Mental health is dynamic. It is influenced by both internal states and external environments. AI-powered digital therapeutics like conversational agents and journaling applications utilize sentiment analysis, natural language understanding (NLU), and attention-based models to track affective markers, lexical patterns, and user engagement. This constant flow of data empowers caregivers and mental health professionals to see patterns like mood swings linked to specific life events or stressors that can inform more adaptive care strategies, he said.

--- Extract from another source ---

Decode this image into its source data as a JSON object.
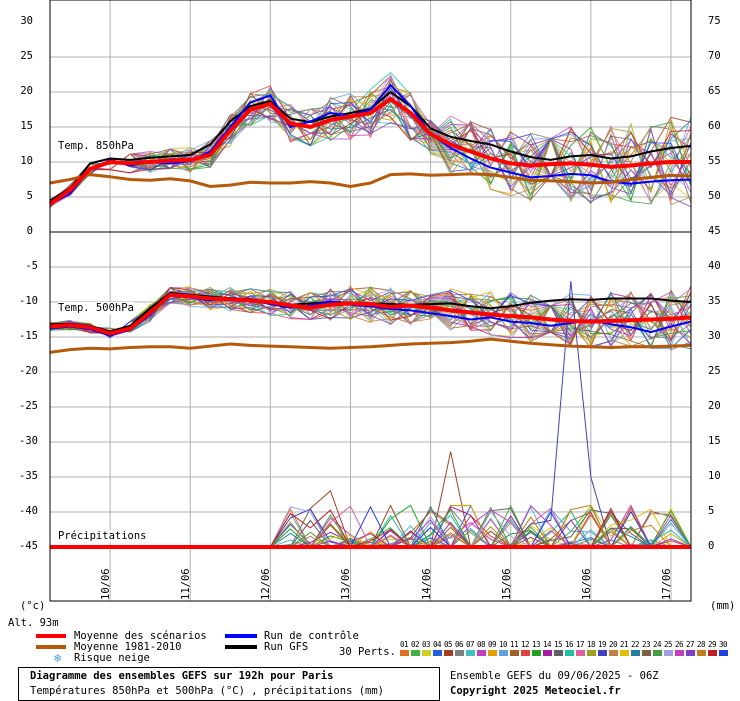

Predictive analytics can assess an individual's unique behavioural data. AI models can identify that a person experiencing high social media activity late at night, reduced physical movement during the day, and negative sentiment in written posts is at heightened risk of depressive relapse. This triggers tailored recommendations such as a prompt to schedule therapy, engage in guided breathing exercises, or receive a check-in message from a mental health coach, he said.
In a clinical setting, AI can help assess patients by risk level, enabling mental health professionals to prioritize care for those most in need. In schools and workplaces, early-warning systems powered by AI can suggest individuals exhibiting signs of emotional fatigue, ultimately creating a more supportive and responsive environment, said Sawant.